Unlike other providers, Anthropic includes a signature in the thinking part. This signature is used to ensure that the thinking part has not been tampered with. To enable thinking, use the anthropic_thinking field in the AnthropicModelSettings.

anthropic_thinking_part.py
from pydantic_ai import Agent
from pydantic_ai.models.anthropic import AnthropicModel, AnthropicModelSettings

model = AnthropicModel('claude-3-7-sonnet-latest')
settings = AnthropicModelSettings(
    anthropic_thinking={'type': 'enabled', 'budget_tokens': 1024},
)
agent = Agent(model, model_settings=settings)
...

Groq

Groq supports different formats to receive thinking parts:

  • "raw": The thinking part is included in the text content with the "<think>" tag.
  • "hidden": The thinking part is not included in the text content.
  • "parsed": The thinking part has its own ThinkingPart object.

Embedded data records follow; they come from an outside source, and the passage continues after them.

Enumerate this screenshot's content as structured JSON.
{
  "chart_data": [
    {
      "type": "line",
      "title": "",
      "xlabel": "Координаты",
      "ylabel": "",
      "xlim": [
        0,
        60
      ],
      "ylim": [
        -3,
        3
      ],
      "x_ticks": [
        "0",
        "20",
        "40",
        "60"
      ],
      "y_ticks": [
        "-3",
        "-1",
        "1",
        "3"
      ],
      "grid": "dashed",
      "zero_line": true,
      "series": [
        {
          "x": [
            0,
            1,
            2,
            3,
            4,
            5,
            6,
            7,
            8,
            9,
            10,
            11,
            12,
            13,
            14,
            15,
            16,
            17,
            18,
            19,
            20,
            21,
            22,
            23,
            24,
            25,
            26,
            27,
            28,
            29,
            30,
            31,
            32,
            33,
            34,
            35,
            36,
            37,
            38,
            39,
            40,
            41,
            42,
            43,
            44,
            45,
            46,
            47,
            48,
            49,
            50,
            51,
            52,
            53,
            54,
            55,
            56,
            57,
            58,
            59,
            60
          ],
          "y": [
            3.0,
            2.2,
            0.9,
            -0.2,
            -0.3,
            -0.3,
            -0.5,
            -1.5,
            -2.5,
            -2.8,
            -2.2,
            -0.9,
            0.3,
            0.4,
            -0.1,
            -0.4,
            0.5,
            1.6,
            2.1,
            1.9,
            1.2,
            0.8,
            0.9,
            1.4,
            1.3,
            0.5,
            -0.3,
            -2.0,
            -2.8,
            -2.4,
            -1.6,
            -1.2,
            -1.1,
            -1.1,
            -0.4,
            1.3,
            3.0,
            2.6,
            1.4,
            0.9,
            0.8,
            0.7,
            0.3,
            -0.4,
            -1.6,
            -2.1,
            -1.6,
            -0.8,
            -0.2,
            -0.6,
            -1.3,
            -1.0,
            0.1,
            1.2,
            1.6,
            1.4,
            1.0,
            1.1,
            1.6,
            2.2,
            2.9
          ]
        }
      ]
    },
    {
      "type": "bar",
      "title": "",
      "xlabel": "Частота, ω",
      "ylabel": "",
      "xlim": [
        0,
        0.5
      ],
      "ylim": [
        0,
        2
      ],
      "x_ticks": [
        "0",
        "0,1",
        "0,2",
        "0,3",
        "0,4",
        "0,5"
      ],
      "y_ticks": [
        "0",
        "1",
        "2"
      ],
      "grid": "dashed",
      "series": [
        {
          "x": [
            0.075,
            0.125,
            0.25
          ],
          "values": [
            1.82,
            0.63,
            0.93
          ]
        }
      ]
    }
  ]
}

To enable thinking, use the groq_reasoning_format field in the GroqModelSettings:

groq_thinking_part.py
from pydantic_ai import Agent
from pydantic_ai.models.groq import GroqModel, GroqModelSettings

model = GroqModel('qwen-qwq-32b')
settings = GroqModelSettings(groq_reasoning_format='parsed')
agent = Agent(model, model_settings=settings)
...

Google

To enable thinking, use the google_thinking_config field in the GoogleModelSettings.

google_thinking_part.py
from pydantic_ai import Agent
from pydantic_ai.models.google import GoogleModel, GoogleModelSettings

model = GoogleModel('gemini-2.5-pro-preview-03-25')
settings = GoogleModelSettings(google_thinking_config={'include_thoughts': True})
agent = Agent(model, model_settings=settings)
...

Mistral / Cohere

Neither Mistral nor Cohere generate thinking parts.